On
ressent un sentiment de malaise à voir des volontaires
Croix-Rouge distribuer des brochures sur la grippe aviaire
parmi les étals d’un marché de volaille
dans un village indonésien. Dans l’éclat
des couteaux, le sang et les abats, les vendeurs du marché
de Parang Kuda, à trois heures de route au sud de Jakarta,
réservent à Rahmet Encep et à ses dépliants
un accueil glacial, malgré la chaleur torride.
«Lavez-vous les mains après chaque contact avec
la viande»; «N’entreposez pas ensemble des
types de viande différents». Rahmet court d’un
étal à l’autre en tentant d’esquiver
les regards furibonds qui montrent qu’il n’est
pas le bienvenu ici.
Rahmet est le porte-parole d’une vérité
qui dérange : plus de 80 personnessont mortes de la
grippe aviaire en Indonésie, pour avoir ingéré
de la viande contaminée, touché des oiseaux
infectés ou été contaminés par
des excréments de volatiles. Il tente de diffuser des
messages d’hygiène publique à des vendeurs
de volaille dont les marges sont très réduites.
Retenir l’attention pour informer
Rahmet semble soudain reprendre ses esprits, ou tout au moins
se remémorer sa formation.

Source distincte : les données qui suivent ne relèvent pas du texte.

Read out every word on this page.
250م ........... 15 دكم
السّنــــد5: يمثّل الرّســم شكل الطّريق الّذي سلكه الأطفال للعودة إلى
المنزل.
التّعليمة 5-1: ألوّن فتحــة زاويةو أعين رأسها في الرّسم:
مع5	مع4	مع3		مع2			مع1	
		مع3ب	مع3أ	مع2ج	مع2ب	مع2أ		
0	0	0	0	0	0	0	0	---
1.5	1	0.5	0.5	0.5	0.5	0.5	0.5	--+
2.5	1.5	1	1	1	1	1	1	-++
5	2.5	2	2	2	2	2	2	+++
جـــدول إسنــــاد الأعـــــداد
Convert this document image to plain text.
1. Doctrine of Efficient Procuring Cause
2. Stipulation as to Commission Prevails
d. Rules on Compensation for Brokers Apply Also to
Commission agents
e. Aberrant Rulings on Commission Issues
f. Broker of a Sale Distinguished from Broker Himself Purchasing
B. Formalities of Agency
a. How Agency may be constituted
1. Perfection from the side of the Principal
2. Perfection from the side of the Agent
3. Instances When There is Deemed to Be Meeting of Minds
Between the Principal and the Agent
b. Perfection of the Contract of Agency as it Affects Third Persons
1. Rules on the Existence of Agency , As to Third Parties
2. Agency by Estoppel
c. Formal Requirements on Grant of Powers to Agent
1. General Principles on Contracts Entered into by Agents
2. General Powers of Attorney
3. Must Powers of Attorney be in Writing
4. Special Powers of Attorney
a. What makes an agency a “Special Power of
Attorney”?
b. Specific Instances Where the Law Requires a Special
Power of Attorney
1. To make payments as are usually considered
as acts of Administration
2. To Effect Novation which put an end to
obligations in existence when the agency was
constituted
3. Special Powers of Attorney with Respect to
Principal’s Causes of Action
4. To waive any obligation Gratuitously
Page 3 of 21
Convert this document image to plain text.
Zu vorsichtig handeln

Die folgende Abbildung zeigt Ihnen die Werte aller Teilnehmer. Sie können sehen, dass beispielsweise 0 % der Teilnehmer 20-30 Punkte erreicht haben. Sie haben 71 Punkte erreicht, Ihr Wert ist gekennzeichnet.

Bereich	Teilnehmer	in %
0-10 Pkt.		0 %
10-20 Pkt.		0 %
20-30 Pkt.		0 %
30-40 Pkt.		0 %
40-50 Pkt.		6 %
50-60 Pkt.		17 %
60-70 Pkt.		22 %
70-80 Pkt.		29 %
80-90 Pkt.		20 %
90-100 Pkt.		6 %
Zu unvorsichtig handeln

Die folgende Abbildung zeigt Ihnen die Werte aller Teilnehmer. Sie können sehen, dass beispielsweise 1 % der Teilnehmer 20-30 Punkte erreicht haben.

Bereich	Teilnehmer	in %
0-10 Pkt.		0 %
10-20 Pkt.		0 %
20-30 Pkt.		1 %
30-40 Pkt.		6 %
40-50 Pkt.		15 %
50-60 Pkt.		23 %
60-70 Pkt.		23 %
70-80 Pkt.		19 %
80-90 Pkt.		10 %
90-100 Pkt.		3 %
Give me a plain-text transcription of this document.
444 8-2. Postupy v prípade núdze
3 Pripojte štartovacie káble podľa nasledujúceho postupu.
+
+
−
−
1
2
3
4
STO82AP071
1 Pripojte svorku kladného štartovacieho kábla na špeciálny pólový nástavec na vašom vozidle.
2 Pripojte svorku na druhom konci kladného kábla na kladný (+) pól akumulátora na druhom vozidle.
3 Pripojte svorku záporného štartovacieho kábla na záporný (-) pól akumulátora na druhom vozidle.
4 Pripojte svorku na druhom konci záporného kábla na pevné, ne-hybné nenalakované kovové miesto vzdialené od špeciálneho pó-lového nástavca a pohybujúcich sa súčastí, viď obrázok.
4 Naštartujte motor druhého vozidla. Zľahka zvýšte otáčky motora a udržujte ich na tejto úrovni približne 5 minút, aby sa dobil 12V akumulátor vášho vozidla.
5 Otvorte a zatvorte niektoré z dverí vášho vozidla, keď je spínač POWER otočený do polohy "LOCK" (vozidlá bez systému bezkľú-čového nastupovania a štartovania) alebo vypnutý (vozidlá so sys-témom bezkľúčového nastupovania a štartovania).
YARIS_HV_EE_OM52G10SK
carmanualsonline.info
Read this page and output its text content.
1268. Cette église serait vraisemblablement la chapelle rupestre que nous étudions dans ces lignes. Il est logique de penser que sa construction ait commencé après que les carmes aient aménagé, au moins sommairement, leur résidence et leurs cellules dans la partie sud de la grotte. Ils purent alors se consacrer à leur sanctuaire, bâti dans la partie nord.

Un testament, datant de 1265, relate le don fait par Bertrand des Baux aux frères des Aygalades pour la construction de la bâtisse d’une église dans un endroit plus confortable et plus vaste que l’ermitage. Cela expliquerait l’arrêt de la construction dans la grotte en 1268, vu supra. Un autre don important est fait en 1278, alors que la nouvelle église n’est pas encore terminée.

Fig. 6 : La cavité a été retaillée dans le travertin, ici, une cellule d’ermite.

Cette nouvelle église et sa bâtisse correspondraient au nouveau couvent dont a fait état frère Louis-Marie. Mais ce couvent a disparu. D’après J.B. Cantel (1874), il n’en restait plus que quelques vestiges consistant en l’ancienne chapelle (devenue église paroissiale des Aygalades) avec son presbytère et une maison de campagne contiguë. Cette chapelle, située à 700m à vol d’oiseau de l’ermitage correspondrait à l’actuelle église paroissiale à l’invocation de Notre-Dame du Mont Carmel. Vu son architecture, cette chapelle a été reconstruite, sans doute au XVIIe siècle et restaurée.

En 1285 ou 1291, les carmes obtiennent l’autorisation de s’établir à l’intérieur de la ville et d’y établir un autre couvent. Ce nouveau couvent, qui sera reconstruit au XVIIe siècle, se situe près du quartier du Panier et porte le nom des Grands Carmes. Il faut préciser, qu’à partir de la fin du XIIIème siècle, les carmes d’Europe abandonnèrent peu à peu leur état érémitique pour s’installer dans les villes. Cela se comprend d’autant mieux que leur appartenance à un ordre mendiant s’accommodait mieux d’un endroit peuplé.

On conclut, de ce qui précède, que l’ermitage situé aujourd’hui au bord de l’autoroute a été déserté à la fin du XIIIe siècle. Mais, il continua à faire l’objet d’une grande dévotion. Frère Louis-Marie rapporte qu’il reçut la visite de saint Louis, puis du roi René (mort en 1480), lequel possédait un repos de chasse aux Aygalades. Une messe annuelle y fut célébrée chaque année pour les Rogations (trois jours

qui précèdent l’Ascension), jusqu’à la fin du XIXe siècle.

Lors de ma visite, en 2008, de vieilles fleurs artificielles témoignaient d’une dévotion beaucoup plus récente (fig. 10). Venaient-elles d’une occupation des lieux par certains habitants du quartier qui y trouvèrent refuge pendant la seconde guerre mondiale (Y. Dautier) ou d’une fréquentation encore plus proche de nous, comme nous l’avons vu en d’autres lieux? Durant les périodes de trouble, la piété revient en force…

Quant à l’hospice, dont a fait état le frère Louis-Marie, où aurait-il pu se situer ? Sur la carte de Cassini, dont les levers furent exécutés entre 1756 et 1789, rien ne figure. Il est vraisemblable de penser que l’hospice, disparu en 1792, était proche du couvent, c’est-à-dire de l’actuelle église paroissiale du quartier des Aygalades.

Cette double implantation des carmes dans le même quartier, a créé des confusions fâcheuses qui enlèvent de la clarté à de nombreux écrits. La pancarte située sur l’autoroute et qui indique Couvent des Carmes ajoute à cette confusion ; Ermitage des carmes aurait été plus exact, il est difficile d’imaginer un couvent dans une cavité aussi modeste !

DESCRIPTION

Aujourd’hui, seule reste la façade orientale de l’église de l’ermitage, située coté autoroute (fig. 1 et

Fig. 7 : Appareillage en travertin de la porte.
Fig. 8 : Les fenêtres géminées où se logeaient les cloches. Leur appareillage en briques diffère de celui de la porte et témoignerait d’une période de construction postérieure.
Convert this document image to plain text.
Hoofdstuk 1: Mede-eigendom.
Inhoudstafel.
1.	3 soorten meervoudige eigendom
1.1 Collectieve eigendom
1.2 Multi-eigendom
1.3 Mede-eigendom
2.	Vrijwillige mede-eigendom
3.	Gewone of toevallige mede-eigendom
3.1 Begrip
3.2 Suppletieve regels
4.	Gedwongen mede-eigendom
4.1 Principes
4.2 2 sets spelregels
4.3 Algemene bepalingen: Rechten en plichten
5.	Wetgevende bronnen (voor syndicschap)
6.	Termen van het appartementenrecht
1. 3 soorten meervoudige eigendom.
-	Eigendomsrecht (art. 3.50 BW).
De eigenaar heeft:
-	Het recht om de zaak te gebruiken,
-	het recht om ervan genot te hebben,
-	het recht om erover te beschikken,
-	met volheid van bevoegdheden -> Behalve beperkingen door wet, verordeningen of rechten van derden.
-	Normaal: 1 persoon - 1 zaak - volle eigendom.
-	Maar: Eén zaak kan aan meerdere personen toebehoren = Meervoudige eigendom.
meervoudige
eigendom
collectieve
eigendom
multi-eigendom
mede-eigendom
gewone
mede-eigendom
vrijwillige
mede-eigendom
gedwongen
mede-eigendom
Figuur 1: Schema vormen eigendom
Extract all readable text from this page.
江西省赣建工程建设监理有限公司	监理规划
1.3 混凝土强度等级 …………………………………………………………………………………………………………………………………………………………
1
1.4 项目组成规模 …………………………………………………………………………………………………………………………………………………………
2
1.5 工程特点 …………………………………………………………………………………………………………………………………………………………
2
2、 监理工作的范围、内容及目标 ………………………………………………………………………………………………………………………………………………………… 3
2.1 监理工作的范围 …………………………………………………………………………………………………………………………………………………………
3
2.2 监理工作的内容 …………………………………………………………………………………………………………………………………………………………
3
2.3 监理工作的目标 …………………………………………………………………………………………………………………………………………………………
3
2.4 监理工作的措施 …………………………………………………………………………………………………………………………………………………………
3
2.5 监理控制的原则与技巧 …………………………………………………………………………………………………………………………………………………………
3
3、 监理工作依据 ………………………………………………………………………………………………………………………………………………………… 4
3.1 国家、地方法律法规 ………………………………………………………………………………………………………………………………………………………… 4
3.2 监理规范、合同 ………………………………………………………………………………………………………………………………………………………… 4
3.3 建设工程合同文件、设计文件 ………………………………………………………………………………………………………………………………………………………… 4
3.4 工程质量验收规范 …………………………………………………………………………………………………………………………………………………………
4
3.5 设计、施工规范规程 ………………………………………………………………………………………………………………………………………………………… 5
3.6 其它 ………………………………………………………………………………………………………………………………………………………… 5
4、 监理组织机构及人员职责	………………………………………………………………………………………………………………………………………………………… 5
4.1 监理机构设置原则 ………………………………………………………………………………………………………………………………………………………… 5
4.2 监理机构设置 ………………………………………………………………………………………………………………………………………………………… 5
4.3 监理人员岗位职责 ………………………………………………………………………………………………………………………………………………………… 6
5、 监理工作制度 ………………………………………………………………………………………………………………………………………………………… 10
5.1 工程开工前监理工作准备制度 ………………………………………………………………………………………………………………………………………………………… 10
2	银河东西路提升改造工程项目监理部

Il se redresse et parle
à un jeune boucher d’une voix claire, confiante
et amicale. Apparemment, ça marche : Lucas Naryani
prend une affiche sur laquelle un morceau alléchant
de poulet frit illustre des conseils pratiques d’hygiène,
et l’épingle à la paroi de son échoppe.
«Je me lave les mains trois, cinq, ou peut-être
sept fois par jour», affirme Lucas, bien que son étal
ne dispose pas d’eau courante (ni de réfrigération).
«Tous les poulets livrés le matin sont vendus
dans la journée ou jetés. Je sais ce qu’il
faut faire pour garder la viande saine», ajoute ce diplômé
de l’école de tourisme locale.
«En revanche, je ne sais pas quoi faire si j’attrape
la grippe aviaire. On donne des informations à la télévision
et à la radio, mais pas assez. Où peut-on trouver
des médicaments ? Combien coûtent-ils ? Il faudrait
s’adresser à l’ensemble de la population,
et pas seulement aux vendeurs de poulets.»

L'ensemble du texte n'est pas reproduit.